BUCKS Chilterns University College is dropping plans for a £120 million new High Wycombe campus on the CompAir site off Hughenden Avenue.

Instead, director Bryan Mogford will recommend to his board later this month that the university should remain on its present town centre site and expand there.

"It is better for the students to be next to the town centre and better for the town," he told the Free Press.

The change appears to end the long-running on-off saga about whether Tesco would buy the present university site and redevelop it with a new store, shops and homes.

Professor Mogford said it had proved impossible to reach agreement on terms with Tesco.

The delays added to costs, because buildings prices were rising by £4 million a year.

"We just cannot go on waiting. We have a viable alternative here," he said.

Professor Mogford, who said he was excited at the prospect of staying put, said the expansion would still go ahead. There was land available at the extremes of the campus which had not been available before.

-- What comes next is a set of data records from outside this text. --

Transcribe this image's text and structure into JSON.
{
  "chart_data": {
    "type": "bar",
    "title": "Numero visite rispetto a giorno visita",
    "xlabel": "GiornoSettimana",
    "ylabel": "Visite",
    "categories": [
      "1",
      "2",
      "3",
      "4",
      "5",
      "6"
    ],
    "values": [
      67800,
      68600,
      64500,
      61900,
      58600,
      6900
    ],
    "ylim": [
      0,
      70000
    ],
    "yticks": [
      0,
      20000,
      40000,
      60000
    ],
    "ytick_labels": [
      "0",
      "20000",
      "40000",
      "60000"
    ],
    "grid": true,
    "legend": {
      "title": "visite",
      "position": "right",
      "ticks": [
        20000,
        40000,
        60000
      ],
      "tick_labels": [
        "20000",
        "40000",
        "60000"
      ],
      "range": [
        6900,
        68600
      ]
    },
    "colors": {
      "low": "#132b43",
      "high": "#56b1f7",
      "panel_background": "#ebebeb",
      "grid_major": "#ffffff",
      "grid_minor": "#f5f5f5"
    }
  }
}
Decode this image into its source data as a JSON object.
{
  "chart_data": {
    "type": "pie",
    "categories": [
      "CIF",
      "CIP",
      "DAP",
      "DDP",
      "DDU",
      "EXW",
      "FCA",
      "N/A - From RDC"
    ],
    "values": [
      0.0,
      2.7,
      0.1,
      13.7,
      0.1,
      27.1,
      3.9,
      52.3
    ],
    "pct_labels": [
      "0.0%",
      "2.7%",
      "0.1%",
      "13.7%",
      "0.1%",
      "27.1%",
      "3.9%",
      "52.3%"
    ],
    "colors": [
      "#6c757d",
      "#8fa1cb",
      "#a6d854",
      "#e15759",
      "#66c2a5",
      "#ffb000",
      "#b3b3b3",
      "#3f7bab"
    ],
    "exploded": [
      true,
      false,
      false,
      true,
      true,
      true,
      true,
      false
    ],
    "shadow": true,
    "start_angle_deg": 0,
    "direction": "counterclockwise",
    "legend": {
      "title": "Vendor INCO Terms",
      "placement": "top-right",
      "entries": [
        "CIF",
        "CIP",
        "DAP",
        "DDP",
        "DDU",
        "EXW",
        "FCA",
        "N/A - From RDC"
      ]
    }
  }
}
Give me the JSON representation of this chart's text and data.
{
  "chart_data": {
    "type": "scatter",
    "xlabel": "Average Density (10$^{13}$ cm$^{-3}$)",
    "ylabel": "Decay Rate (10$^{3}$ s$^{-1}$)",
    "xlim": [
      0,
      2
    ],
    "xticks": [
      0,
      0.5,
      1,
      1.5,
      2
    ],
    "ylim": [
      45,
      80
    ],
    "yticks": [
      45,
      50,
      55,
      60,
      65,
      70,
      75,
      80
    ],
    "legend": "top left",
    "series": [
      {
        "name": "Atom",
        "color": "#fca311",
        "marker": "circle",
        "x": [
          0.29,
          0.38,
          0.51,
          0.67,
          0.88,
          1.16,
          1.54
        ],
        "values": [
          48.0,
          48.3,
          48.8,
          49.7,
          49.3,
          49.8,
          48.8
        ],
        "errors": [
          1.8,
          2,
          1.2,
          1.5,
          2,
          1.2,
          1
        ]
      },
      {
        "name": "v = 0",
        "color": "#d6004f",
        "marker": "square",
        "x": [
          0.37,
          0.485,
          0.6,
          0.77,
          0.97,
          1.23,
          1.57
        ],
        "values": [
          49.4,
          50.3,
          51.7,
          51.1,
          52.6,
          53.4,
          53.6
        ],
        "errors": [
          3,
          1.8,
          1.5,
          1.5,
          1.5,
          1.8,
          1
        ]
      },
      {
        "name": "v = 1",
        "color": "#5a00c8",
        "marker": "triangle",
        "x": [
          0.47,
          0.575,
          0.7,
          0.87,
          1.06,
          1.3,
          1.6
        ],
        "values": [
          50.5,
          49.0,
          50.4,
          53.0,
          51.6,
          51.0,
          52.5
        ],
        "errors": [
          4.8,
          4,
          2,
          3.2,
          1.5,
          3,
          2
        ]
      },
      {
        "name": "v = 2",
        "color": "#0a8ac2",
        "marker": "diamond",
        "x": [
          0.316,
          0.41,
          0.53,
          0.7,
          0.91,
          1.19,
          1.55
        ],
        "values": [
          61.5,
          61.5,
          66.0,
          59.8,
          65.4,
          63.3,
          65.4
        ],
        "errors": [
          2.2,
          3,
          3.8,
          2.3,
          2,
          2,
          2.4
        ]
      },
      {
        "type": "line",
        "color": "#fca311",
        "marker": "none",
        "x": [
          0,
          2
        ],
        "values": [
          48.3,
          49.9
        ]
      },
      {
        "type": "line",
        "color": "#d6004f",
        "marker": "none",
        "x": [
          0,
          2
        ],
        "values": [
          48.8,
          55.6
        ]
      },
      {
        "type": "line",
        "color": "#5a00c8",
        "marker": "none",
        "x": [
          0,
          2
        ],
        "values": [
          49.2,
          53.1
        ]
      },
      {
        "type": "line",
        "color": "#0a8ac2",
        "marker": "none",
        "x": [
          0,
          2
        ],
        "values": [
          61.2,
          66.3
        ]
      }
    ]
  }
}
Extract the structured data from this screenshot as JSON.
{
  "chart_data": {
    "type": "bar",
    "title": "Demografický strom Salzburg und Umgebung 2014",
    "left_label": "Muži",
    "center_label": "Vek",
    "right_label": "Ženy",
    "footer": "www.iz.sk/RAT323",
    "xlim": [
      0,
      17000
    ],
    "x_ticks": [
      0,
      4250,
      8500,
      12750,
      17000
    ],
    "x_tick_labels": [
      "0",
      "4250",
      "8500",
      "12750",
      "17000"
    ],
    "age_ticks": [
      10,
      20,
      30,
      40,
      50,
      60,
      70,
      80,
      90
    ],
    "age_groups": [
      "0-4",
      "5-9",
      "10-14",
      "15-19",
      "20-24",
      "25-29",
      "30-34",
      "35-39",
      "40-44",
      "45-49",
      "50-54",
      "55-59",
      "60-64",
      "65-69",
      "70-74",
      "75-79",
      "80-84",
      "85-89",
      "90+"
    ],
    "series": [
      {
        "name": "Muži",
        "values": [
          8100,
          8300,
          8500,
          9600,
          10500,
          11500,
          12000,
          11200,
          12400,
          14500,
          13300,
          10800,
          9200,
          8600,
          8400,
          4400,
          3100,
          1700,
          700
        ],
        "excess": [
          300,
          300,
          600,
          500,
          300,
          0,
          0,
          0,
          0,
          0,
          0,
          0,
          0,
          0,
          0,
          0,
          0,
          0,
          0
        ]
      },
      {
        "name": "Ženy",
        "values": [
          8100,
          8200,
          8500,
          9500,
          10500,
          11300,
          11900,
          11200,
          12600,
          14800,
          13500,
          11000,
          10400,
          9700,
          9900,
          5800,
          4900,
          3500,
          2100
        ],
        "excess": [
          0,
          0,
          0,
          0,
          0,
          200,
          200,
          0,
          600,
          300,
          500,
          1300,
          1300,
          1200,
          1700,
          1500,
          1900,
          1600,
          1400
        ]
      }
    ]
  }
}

The original plan had in any case been to rebuild the existing campus. "Then Tesco came along and the idea of developing a brand new campus at CompAir was very attractive," he said. "But we always had the option to develop this campus."

All that had now happened, he said, was that the university had reverted to its original plans.

He also wants to build a student village with accommodation for 1,000 students, including the existing 400 beds at Brook Street.

Professor Mogford hoped to see a start made on the redevelopment in 12 months. As well as an impressive new frontage, the university should also have a new name.

The university, which owns the CompAir site, will now sell it. It is designated for employment use. It also aims to sell three other sites at Wellesbourne, Chalfont and Cressex for housing. But getting planning permission for Chalfont and Wellesbourne will be contentious.